Тоненький голосок длинного Ноппо и громкий голос Тибико зазвучали слитно и проникли в «Замок подсолнечника».

— Куцукэн, Куцухэй, выходите, друзья, и пойте с нами! — позвал я. Но ответа не последовало. Я опять влез в темную лачужку.

— Что случилось? Неужели вы собираетесь хныкать, как малые дети?

— Братец с Анд, разве ты не чувствуешь себя одиноким? — сказал Куцукэн со слезами на глазах, в то время как ребята на улице продолжали петь.

— Одиноким? Почему же?

— Ведь у нас нет ни отца ни матери!

— Тут уж ничего не поделаешь. Но вы оба постоите за себя, — попытался я ободрить их. — Нельзя распускаться. Ты и Куцухэй должны взять себя в руки. Ноппо и Минданао совсем падут духом, если увидят вас в таком состоянии. Ведь это вы вселяете в них мужество. И, если хотите знать, вы даже меня ободрили.

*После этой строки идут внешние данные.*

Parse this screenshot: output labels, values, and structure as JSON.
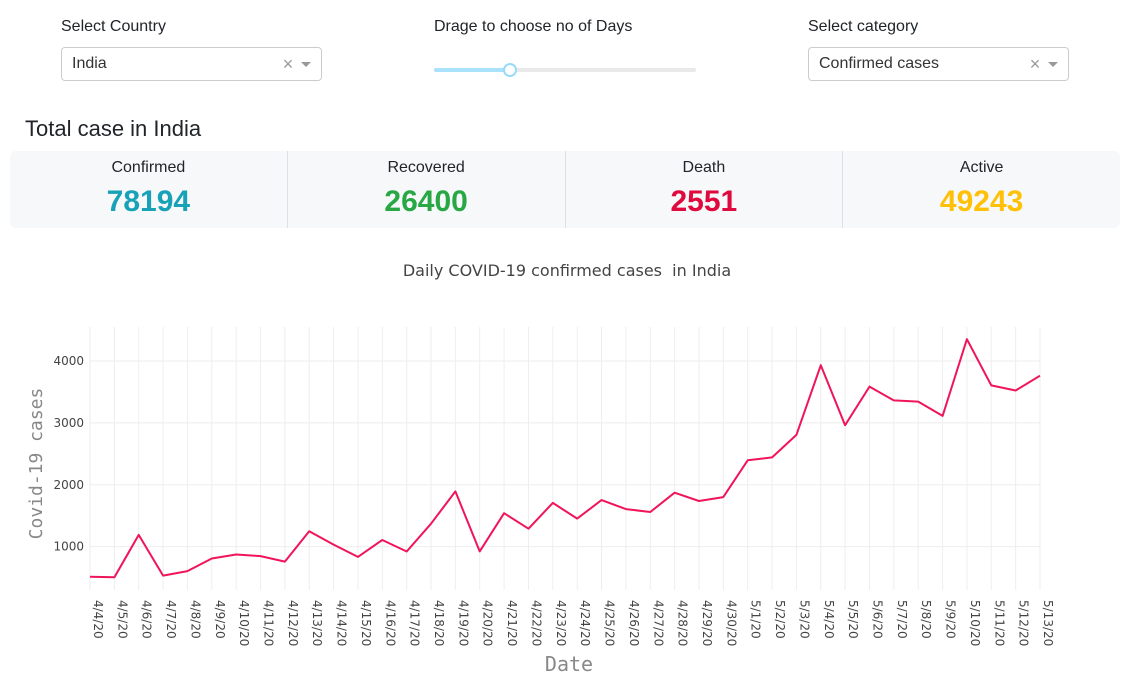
{
  "controls": {
    "country_label": "Select Country",
    "country_value": "India",
    "days_label": "Drage to choose no of Days",
    "days_fraction": 0.29,
    "category_label": "Select category",
    "category_value": "Confirmed cases",
    "clear_glyph": "×"
  },
  "summary": {
    "heading": "Total case in India",
    "stats": [
      {
        "label": "Confirmed",
        "value": "78194",
        "color": "#17a2b8"
      },
      {
        "label": "Recovered",
        "value": "26400",
        "color": "#28a745"
      },
      {
        "label": "Death",
        "value": "2551",
        "color": "#e0093e"
      },
      {
        "label": "Active",
        "value": "49243",
        "color": "#ffc107"
      }
    ]
  },
  "chart_data": {
    "type": "line",
    "title": "Daily COVID-19 confirmed cases  in India",
    "xlabel": "Date",
    "ylabel": "Covid-19 cases",
    "x": [
      "4/4/20",
      "4/5/20",
      "4/6/20",
      "4/7/20",
      "4/8/20",
      "4/9/20",
      "4/10/20",
      "4/11/20",
      "4/12/20",
      "4/13/20",
      "4/14/20",
      "4/15/20",
      "4/16/20",
      "4/17/20",
      "4/18/20",
      "4/19/20",
      "4/20/20",
      "4/21/20",
      "4/22/20",
      "4/23/20",
      "4/24/20",
      "4/25/20",
      "4/26/20",
      "4/27/20",
      "4/28/20",
      "4/29/20",
      "4/30/20",
      "5/1/20",
      "5/2/20",
      "5/3/20",
      "5/4/20",
      "5/5/20",
      "5/6/20",
      "5/7/20",
      "5/8/20",
      "5/9/20",
      "5/10/20",
      "5/11/20",
      "5/12/20",
      "5/13/20"
    ],
    "values": [
      515,
      506,
      1190,
      533,
      606,
      809,
      873,
      848,
      759,
      1248,
      1034,
      835,
      1108,
      922,
      1371,
      1893,
      924,
      1541,
      1290,
      1707,
      1453,
      1753,
      1607,
      1561,
      1873,
      1738,
      1801,
      2396,
      2442,
      2806,
      3932,
      2963,
      3587,
      3364,
      3344,
      3113,
      4353,
      3607,
      3524,
      3763
    ],
    "yticks": [
      1000,
      2000,
      3000,
      4000
    ],
    "ylim": [
      300,
      4550
    ],
    "grid": true,
    "line_color": "#f0145a"
  }
}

— Спасибо, брат с Анд, — сказал Куцухэй. Но бывает, что больше нет мочи терпеть. Как бы мы ни вели себя, мы все равно оказываемся виноваты. Когда поблизости что-нибудь пропадает, или кто-нибудь разбивает оконное стекло, или случается еще какая-нибудь беда, полицейские и злые старухи обязательно говорят, будто мы одни могли это натворить. И все накидываются на нас. Они ругают нас и бросают в нас камнями. У самой нашей лачужки они выливают помои. Даже свои естественные потребности они отправляют именно здесь. А тебя люди тоже мучили?

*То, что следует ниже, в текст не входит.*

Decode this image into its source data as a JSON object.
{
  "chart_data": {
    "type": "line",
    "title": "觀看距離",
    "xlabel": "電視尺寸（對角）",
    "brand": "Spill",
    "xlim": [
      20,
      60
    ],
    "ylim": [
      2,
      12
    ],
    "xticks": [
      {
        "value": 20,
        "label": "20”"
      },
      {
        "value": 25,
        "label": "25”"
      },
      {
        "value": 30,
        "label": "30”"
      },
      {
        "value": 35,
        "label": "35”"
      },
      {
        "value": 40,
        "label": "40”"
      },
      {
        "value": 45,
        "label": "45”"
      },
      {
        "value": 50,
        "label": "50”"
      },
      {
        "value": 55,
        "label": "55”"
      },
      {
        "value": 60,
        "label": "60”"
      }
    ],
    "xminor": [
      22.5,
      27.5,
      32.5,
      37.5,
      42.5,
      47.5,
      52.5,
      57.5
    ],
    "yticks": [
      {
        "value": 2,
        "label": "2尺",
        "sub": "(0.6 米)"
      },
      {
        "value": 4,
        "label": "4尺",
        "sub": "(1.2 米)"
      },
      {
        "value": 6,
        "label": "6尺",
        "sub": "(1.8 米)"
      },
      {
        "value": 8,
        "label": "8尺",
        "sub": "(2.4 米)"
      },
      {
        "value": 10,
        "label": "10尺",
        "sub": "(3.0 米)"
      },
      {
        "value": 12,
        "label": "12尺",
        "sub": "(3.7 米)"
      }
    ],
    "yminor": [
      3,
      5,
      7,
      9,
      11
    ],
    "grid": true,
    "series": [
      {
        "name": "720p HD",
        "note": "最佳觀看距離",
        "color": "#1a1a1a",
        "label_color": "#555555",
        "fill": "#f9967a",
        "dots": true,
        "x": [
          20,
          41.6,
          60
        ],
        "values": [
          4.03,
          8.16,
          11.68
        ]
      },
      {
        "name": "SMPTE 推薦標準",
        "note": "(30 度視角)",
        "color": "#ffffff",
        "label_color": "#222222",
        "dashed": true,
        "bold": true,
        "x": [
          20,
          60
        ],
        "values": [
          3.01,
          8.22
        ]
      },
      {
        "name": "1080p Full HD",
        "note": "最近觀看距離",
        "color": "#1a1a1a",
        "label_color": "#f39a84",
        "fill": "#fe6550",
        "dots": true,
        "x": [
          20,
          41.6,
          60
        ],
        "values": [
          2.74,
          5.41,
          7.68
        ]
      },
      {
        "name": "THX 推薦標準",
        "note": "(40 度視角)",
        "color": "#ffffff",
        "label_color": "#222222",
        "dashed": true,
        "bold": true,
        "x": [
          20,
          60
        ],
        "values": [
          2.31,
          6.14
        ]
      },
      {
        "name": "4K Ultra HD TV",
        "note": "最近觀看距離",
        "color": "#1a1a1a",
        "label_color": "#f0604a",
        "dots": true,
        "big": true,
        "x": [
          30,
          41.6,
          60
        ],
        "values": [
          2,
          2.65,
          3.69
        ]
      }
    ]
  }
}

— Конечно. Целых три месяца я жил в «хонкэ» (семейном доме), и каждый раз, когда мы садились есть, мои хозяева дурно говорили о моих покойных родителях. Это меня так оскорбляло, что мне не хотелось спать у них в доме. Я прятался в притворе ближайшего храма. Мне тогда часто ставились в вину проступки, которые на самом деле совершал не я, а кто-нибудь другой. Но в конце концов всегда находились люди, помогавшие мне выбраться из беды…

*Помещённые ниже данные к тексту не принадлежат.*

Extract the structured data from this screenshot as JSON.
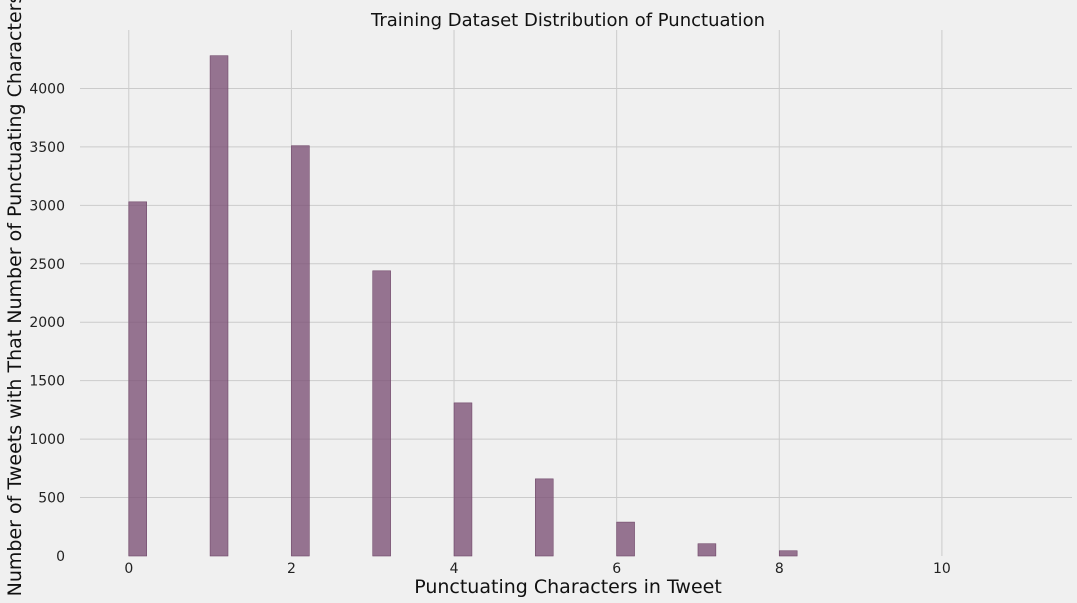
{
  "chart_data": {
    "type": "bar",
    "title": "Training Dataset Distribution of Punctuation",
    "xlabel": "Punctuating Characters in Tweet",
    "ylabel": "Number of Tweets with That Number of Punctuating Characters",
    "xlim": [
      -0.6,
      11.6
    ],
    "ylim": [
      0,
      4500
    ],
    "xticks": [
      0,
      2,
      4,
      6,
      8,
      10
    ],
    "yticks": [
      0,
      500,
      1000,
      1500,
      2000,
      2500,
      3000,
      3500,
      4000
    ],
    "grid": true,
    "legend": "none",
    "bar_color": "#7b4f74",
    "background_color": "#f0f0f0",
    "bin_width": 0.22,
    "x": [
      0,
      1,
      2,
      3,
      4,
      5,
      6,
      7,
      8
    ],
    "values": [
      3030,
      4280,
      3510,
      2440,
      1310,
      660,
      290,
      105,
      45
    ]
  }
}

Они немного помолчали, а потом Куцухэй встал. Он казался гораздо взрослее, чем обычно.

— Куцукэн, стало жарко, почему бы нам не выкупаться?

— О' кэй… — Это выражение, как и многие другие, они переняли у американцев.

По каменным ступенькам мы спустились к реке Ота, по тем самым ступенькам, по которым бежали в день атомной катастрофы сотни почти обезумевших от страха людей, к той самой реке, в которой искали спасения горящие, словно факелы, жители Хиросимы.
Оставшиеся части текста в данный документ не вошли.